Even when I was good, though, the fence always seemed so far away, such a tall order, not within my reach. Now I’m embarrassed that I ever felt that way.
Suddenly there is Da, on the mound. He has one orange ball in his right hand, one in his left, and two at his feet.
“You,” he says, long past the possibility of committing Jarrod’s name to memory, “out there and shag flies.”
“They are too small for me,” Jarrod says, giggling from the bench.
“Get out there and play some outfield,” Da shouts, and Jarrod jumps.
My cousin camps in center field, and Da waves him over to left. Farther. Farther.
“Come on,” Jarrod whines, “I’m going to have to run a long way if he hits it over there.”
“He won’t. He can’t. He was too lazy to learn to use the whole field. He could only pull and everyone knew it and that’s why he sucked.”
I laugh out loud. Jarrod laughs out loud. The pitcher himself turns in my direction and stares me down.
“Bring it, old man,” I say.
For someone of his age and limitations, Da’s windup and delivery are sweet, as they always were. He rears back, lifts the left knee up about ten inches, extends the left elbow straight at me, comes straight over the top with his right hand, and lets go of the ball at the optimal release point. Straight it comes.

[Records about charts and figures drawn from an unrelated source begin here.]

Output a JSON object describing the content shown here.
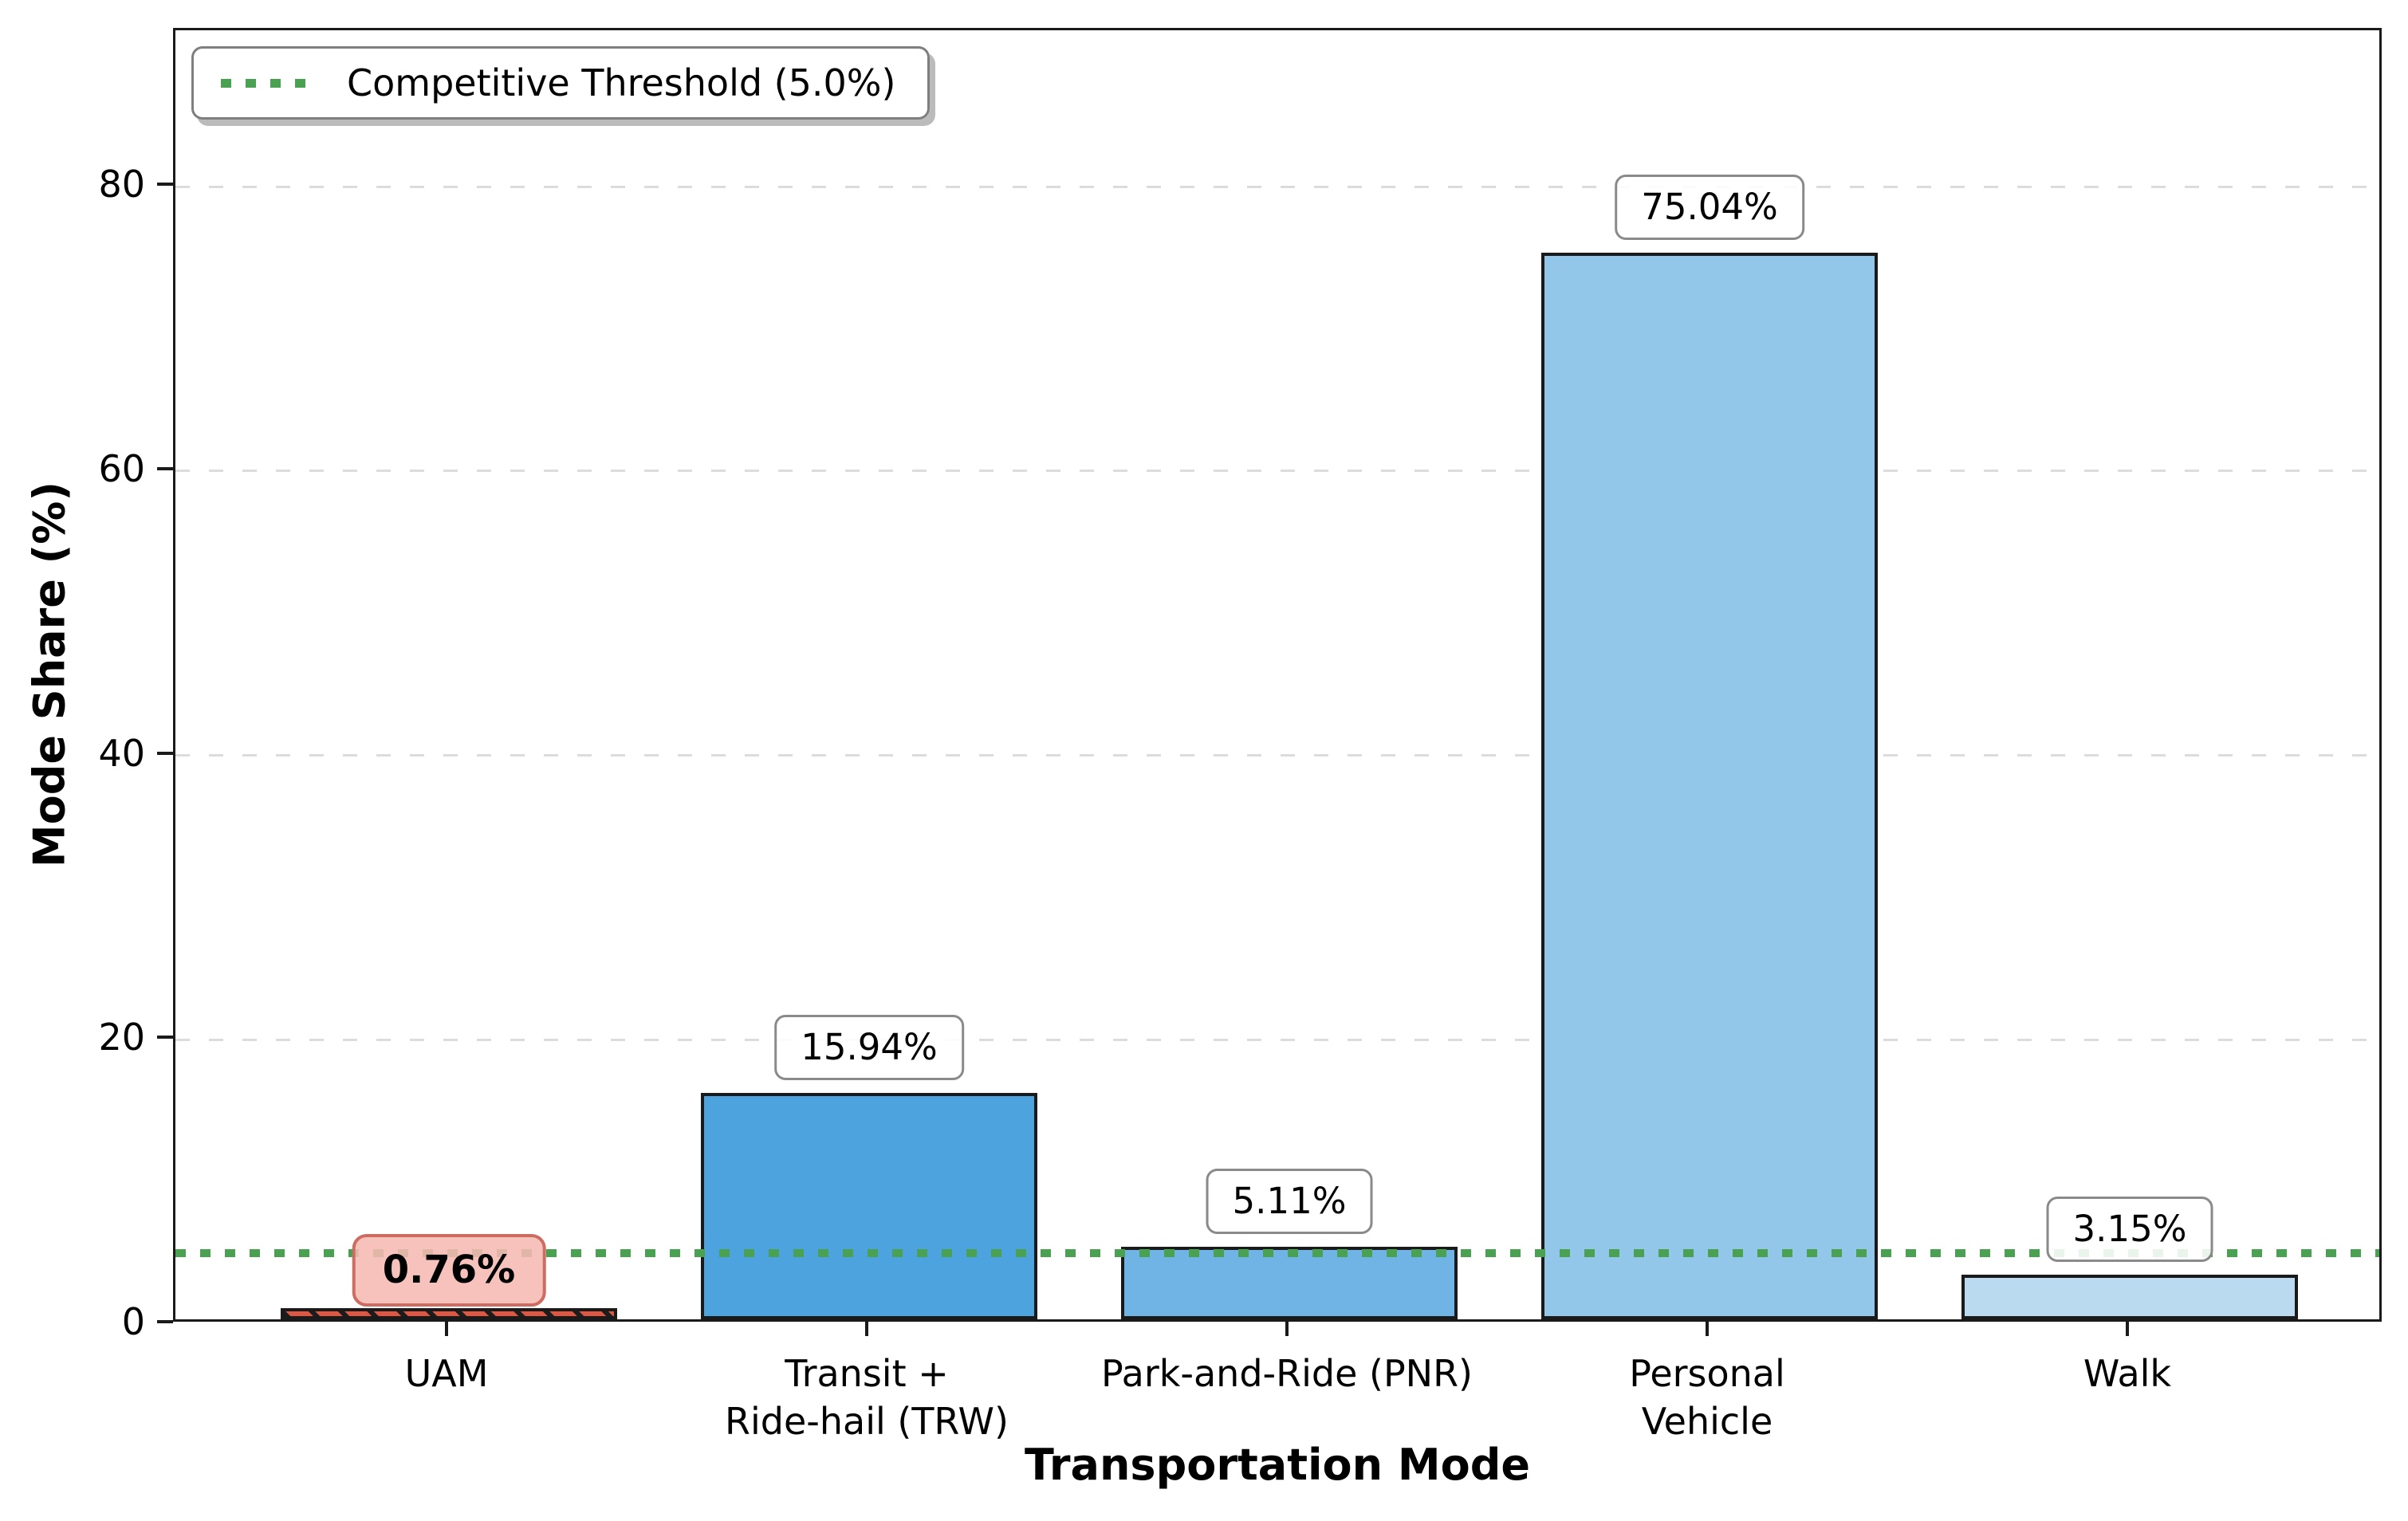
{
  "chart_data": {
    "type": "bar",
    "title": "",
    "xlabel": "Transportation Mode",
    "ylabel": "Mode Share (%)",
    "categories": [
      "UAM",
      "Transit +\nRide-hail (TRW)",
      "Park-and-Ride (PNR)",
      "Personal\nVehicle",
      "Walk"
    ],
    "values": [
      0.76,
      15.94,
      5.11,
      75.04,
      3.15
    ],
    "value_labels": [
      "0.76%",
      "15.94%",
      "5.11%",
      "75.04%",
      "3.15%"
    ],
    "bar_colors": [
      "#dd5743",
      "#4da3de",
      "#70b4e5",
      "#92c7e9",
      "#badaf0"
    ],
    "bar_hatched": [
      true,
      false,
      false,
      false,
      false
    ],
    "highlighted_index": 0,
    "ytick_labels": [
      "0",
      "20",
      "40",
      "60",
      "80"
    ],
    "ytick_values": [
      0,
      20,
      40,
      60,
      80
    ],
    "ylim": [
      0,
      91
    ],
    "grid": {
      "axis": "y",
      "style": "dashed",
      "color": "#dcdcdc"
    },
    "threshold": {
      "value": 5.0,
      "label": "Competitive Threshold (5.0%)",
      "color": "#4aa152",
      "style": "dotted"
    },
    "legend_position": "upper left",
    "colors": {
      "bar_edge": "#1a1a1a",
      "highlight_label_bg": "#f5bab2",
      "highlight_label_border": "#cd6d62",
      "label_box_border": "#8a8a8a",
      "threshold_green": "#4aa152"
    }
  }
}
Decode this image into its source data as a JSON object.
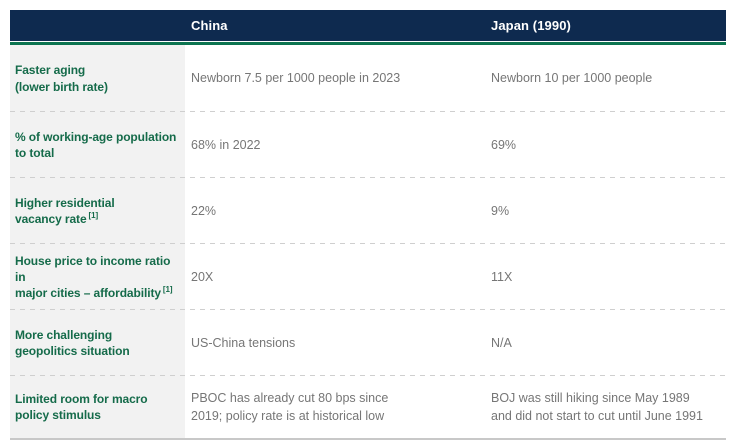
{
  "colors": {
    "header_bg": "#0e2a4f",
    "accent_green": "#0c7450",
    "label_green": "#156b4a",
    "label_bg": "#f2f2f2",
    "value_gray": "#767676"
  },
  "table": {
    "header": {
      "china": "China",
      "japan": "Japan (1990)"
    },
    "rows": [
      {
        "label": "Faster aging\n(lower birth rate)",
        "china": "Newborn 7.5 per 1000 people in 2023",
        "japan": "Newborn 10 per 1000 people"
      },
      {
        "label": "% of working-age population\nto total",
        "china": "68% in 2022",
        "japan": "69%"
      },
      {
        "label": "Higher residential\nvacancy rate",
        "label_sup": "[1]",
        "china": "22%",
        "japan": "9%"
      },
      {
        "label": "House price to income ratio in\nmajor cities – affordability",
        "label_sup": "[1]",
        "china": "20X",
        "japan": "11X"
      },
      {
        "label": "More challenging\ngeopolitics situation",
        "china": "US-China tensions",
        "japan": "N/A"
      },
      {
        "label": "Limited room for macro\npolicy stimulus",
        "china": "PBOC has already cut 80 bps since\n2019; policy rate is at historical low",
        "japan": "BOJ was still hiking since May 1989\nand did not start to cut until June 1991"
      }
    ]
  }
}
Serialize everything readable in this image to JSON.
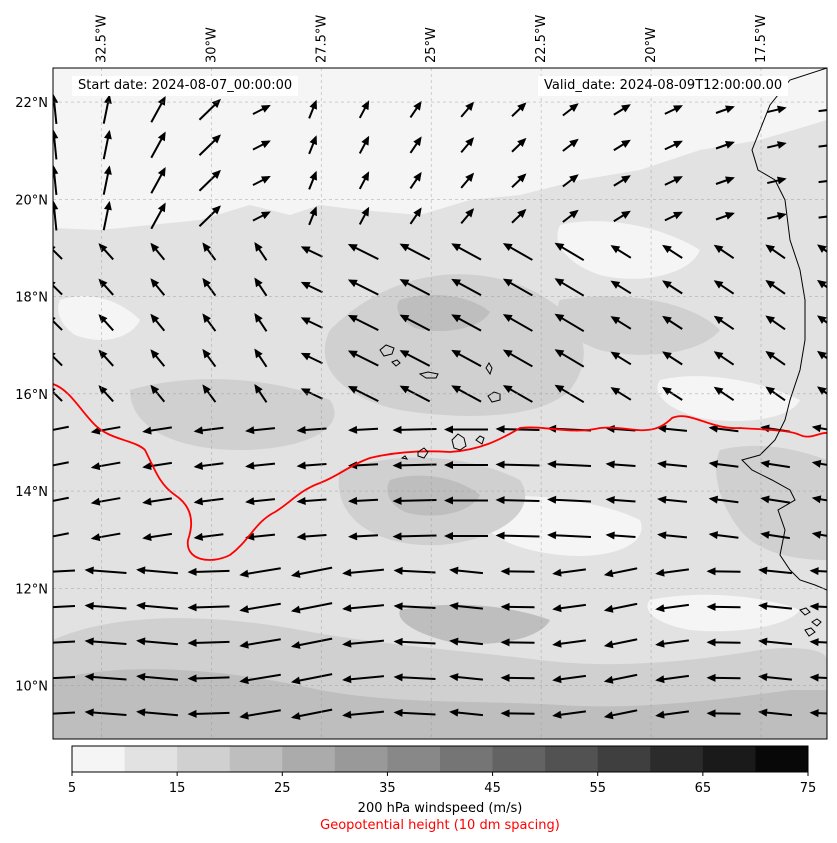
{
  "header": {
    "start_date": "Start date: 2024-08-07_00:00:00",
    "valid_date": "Valid_date: 2024-08-09T12:00:00.00"
  },
  "axes": {
    "lon_ticks": [
      "32.5°W",
      "30°W",
      "27.5°W",
      "25°W",
      "22.5°W",
      "20°W",
      "17.5°W"
    ],
    "lat_ticks": [
      "22°N",
      "20°N",
      "18°N",
      "16°N",
      "14°N",
      "12°N",
      "10°N"
    ],
    "lon_values": [
      -32.5,
      -30,
      -27.5,
      -25,
      -22.5,
      -20,
      -17.5
    ],
    "lat_values": [
      22,
      20,
      18,
      16,
      14,
      12,
      10
    ],
    "lon_range": [
      -33.6,
      -16.0
    ],
    "lat_range": [
      8.9,
      22.7
    ],
    "gridlines": true
  },
  "colorbar": {
    "levels": [
      5,
      10,
      15,
      20,
      25,
      30,
      35,
      40,
      45,
      50,
      55,
      60,
      65,
      70,
      75
    ],
    "tick_labels": [
      "5",
      "15",
      "25",
      "35",
      "45",
      "55",
      "65",
      "75"
    ],
    "colors": [
      "#f5f5f5",
      "#e2e2e2",
      "#d0d0d0",
      "#bebebe",
      "#ababab",
      "#999999",
      "#888888",
      "#757575",
      "#636363",
      "#525252",
      "#3f3f3f",
      "#2b2b2b",
      "#1a1a1a",
      "#080808"
    ],
    "title": "200 hPa windspeed (m/s)",
    "subtitle": "Geopotential height (10 dm spacing)"
  },
  "styles": {
    "contour_color": "#ff0000",
    "coast_color": "#000000",
    "arrow_color": "#000000"
  }
}
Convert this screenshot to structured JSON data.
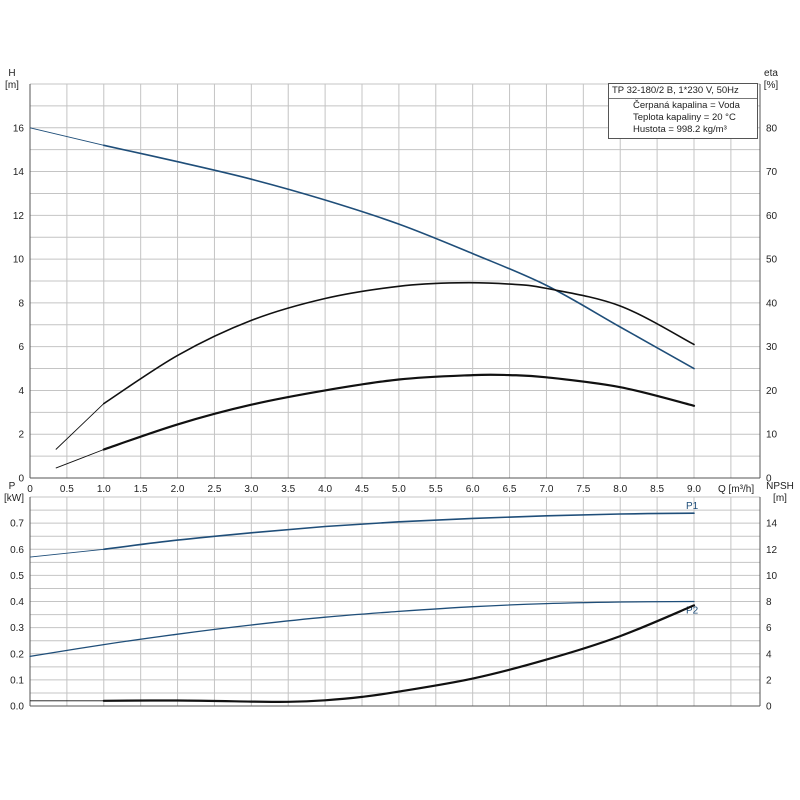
{
  "info": {
    "model": "TP 32-180/2 B, 1*230 V, 50Hz",
    "lines": [
      "Čerpaná kapalina = Voda",
      "Teplota kapaliny = 20 °C",
      "Hustota = 998.2 kg/m³"
    ]
  },
  "colors": {
    "blue": "#1f4e79",
    "black": "#111111",
    "grid": "#c4c4c4",
    "axis": "#555555"
  },
  "chart_data": [
    {
      "type": "line",
      "title": "",
      "xlabel": "Q [m³/h]",
      "xlim": [
        0,
        9.0
      ],
      "xticks": [
        "0",
        "0.5",
        "1.0",
        "1.5",
        "2.0",
        "2.5",
        "3.0",
        "3.5",
        "4.0",
        "4.5",
        "5.0",
        "5.5",
        "6.0",
        "6.5",
        "7.0",
        "7.5",
        "8.0",
        "8.5",
        "9.0"
      ],
      "y_left": {
        "label": [
          "H",
          "[m]"
        ],
        "lim": [
          0,
          18
        ],
        "ticks": [
          "0",
          "2",
          "4",
          "6",
          "8",
          "10",
          "12",
          "14",
          "16"
        ]
      },
      "y_right": {
        "label": [
          "eta",
          "[%]"
        ],
        "lim": [
          0,
          90
        ],
        "ticks": [
          "0",
          "10",
          "20",
          "30",
          "40",
          "50",
          "60",
          "70",
          "80"
        ]
      },
      "grid": true,
      "series": [
        {
          "axis": "left",
          "color": "#1f4e79",
          "x": [
            0,
            1.0,
            2.0,
            3.0,
            4.0,
            5.0,
            6.0,
            7.0,
            8.0,
            9.0
          ],
          "y": [
            16.0,
            15.2,
            14.45,
            13.65,
            12.7,
            11.6,
            10.25,
            8.8,
            6.9,
            5.0
          ],
          "thin_until": 1.0
        },
        {
          "axis": "right",
          "color": "#111111",
          "x": [
            0.35,
            1.0,
            2.0,
            3.0,
            4.0,
            5.0,
            5.8,
            6.5,
            7.0,
            8.0,
            9.0
          ],
          "y": [
            6.5,
            17.0,
            28.0,
            36.0,
            41.0,
            43.8,
            44.6,
            44.3,
            43.3,
            39.3,
            30.5
          ],
          "thin_until": 1.0
        },
        {
          "axis": "left",
          "color": "#111111",
          "width": 2.2,
          "x": [
            0.35,
            1.0,
            2.0,
            3.0,
            4.0,
            5.0,
            6.0,
            6.5,
            7.0,
            8.0,
            9.0
          ],
          "y": [
            0.45,
            1.3,
            2.45,
            3.35,
            4.0,
            4.5,
            4.7,
            4.7,
            4.6,
            4.15,
            3.3
          ],
          "thin_until": 1.0
        }
      ]
    },
    {
      "type": "line",
      "title": "",
      "xlim": [
        0,
        9.0
      ],
      "y_left": {
        "label": [
          "P",
          "[kW]"
        ],
        "lim": [
          0,
          0.8
        ],
        "ticks": [
          "0.0",
          "0.1",
          "0.2",
          "0.3",
          "0.4",
          "0.5",
          "0.6",
          "0.7"
        ]
      },
      "y_right": {
        "label": [
          "NPSH",
          "[m]"
        ],
        "lim": [
          0,
          16
        ],
        "ticks": [
          "0",
          "2",
          "4",
          "6",
          "8",
          "10",
          "12",
          "14"
        ]
      },
      "grid": true,
      "series": [
        {
          "name": "P1",
          "axis": "left",
          "color": "#1f4e79",
          "x": [
            0,
            1.0,
            2.0,
            3.0,
            4.0,
            5.0,
            6.0,
            7.0,
            8.0,
            9.0
          ],
          "y": [
            0.57,
            0.6,
            0.635,
            0.663,
            0.687,
            0.705,
            0.718,
            0.728,
            0.735,
            0.738
          ],
          "thin_until": 1.0
        },
        {
          "name": "P2",
          "axis": "left",
          "color": "#1f4e79",
          "width": 1.3,
          "x": [
            0,
            1.0,
            2.0,
            3.0,
            4.0,
            5.0,
            6.0,
            7.0,
            8.0,
            9.0
          ],
          "y": [
            0.19,
            0.235,
            0.275,
            0.31,
            0.34,
            0.362,
            0.38,
            0.392,
            0.398,
            0.4
          ]
        },
        {
          "axis": "right",
          "color": "#111111",
          "width": 2.2,
          "x": [
            0,
            1.0,
            2.0,
            3.0,
            3.5,
            4.0,
            4.5,
            5.0,
            6.0,
            7.0,
            8.0,
            9.0
          ],
          "y": [
            0.4,
            0.4,
            0.42,
            0.34,
            0.32,
            0.44,
            0.7,
            1.1,
            2.1,
            3.55,
            5.35,
            7.7
          ],
          "thin_until": 1.0
        }
      ]
    }
  ]
}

It whistles in fast, and pap , smacks me right in the ear.
“Hey,” I shout, pointing the fat red bat in his direction. “You did that deliberately.”
“Of course I did. Get back in the box.”
I get back in the box, ready to swing. He winds up, unloads one straight and meaty in the middle of the strike zone. I am so excited, by the moment and the ball and the fence, that I swing so hard I pull a chest muscle; I feel it instantly.
I make contact, though, and the ball leaves the infield.
Dribbling harmlessly along the ground, then slowed by the tall grass, right to where Jarrod is waiting for it. He doesn’t even have to move.
The pitcher laughs. The left fielder laughs.
“Bring it, old man,” I say, because it has been a long time since I taunted a pitcher, so I am short on material.
He brings it.
“Ow.” I drop the bat. “Da, that really stings. If you do that again…”
He starts walking toward me, bouncing on the balls of his feet. I may have found the cure for old age here. “Yeah? You’ll what?”
He backs me down. “Nothing. Just pitch.”
“I will. But if you whine one more time, next thing I hit you with is a rock.”
I dig in silently. He winds up with the third ball.